This is a tiny post, rendered by tiny toddler hands and mine, come together in the kitchen for the first time.
This is my blog with my mom; this is my first post about cooking with my own daughter.
Maxine is interested these days. She's interested in everything--what's behind doors and under pillows, how things come together and fall apart. She wants to partake, to join, to share in everything. If I open the dishwasher, she closes it. When she comes into our room in the morning after having breakfast with her dad on our days off, she lies down next to me and pretends to sleep. Her fine motor skills are growing stronger by the second. She gets more spoonfuls of food into her mouth now than she misses; she can poke her finger up her nose on her first try.
So, last night, we made rice together. I filled measuring cups and she dutifully poured their contents into the pot. She stirred everything up and then hung out on my hip declaring hot hot hot as I set the burner to its proper heat. When the rice was done, and came out perfectly (not always the case when I'm at the helm), we high-fived and she clapped.
It was a tiny moment. But, as we separate physically more and more, as she ceases to viscerally carry the days when we were bound, here was a tiny reconnection, a new site of unity.

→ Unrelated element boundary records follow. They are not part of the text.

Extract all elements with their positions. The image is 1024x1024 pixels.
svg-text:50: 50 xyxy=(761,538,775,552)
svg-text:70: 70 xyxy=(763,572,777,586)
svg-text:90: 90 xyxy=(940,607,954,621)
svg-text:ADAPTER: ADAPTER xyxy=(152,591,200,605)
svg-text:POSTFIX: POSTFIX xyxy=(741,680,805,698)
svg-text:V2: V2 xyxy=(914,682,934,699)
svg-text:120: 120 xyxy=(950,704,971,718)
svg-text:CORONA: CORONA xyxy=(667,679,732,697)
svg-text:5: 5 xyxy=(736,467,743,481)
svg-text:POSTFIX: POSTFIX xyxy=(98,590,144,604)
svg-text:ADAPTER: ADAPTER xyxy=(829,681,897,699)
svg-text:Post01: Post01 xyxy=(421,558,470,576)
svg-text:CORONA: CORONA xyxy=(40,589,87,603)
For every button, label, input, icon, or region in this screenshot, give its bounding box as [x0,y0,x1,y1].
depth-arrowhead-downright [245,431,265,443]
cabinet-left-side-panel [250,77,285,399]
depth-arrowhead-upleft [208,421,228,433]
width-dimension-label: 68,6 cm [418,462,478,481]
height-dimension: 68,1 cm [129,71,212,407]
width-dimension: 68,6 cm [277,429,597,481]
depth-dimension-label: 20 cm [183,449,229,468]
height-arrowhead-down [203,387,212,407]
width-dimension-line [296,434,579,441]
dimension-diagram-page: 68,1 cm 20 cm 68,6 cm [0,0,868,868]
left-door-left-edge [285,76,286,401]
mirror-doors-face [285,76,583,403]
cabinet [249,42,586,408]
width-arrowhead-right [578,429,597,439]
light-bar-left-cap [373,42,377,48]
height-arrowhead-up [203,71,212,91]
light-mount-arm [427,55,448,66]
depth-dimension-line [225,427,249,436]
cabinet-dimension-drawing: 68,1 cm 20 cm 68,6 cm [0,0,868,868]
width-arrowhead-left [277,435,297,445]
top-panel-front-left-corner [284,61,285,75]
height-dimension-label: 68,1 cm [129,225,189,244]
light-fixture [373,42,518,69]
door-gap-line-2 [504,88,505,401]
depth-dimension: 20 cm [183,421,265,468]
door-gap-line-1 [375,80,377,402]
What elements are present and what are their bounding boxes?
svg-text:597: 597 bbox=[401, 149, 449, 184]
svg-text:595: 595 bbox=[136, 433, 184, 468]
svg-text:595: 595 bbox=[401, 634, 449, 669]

And I thought of the many afternoons I spent in the kitchen with my own mother as a girl, and of our coming together in this space across time zones and kitchen tables, and I smiled.
Someday I will pass down to her the recipes I have from my grandmothers and my mother. Maybe Max will love cooking; maybe she'll be the take-out queen. There's a Chinese proverb that says something to the effect of talk does not cook rice. Whether she seeks the kitchen as much as her dad and I do or not, I hope she knows that she is always welcome alongside me there, that we can come together silently in the simple act of cooking rice.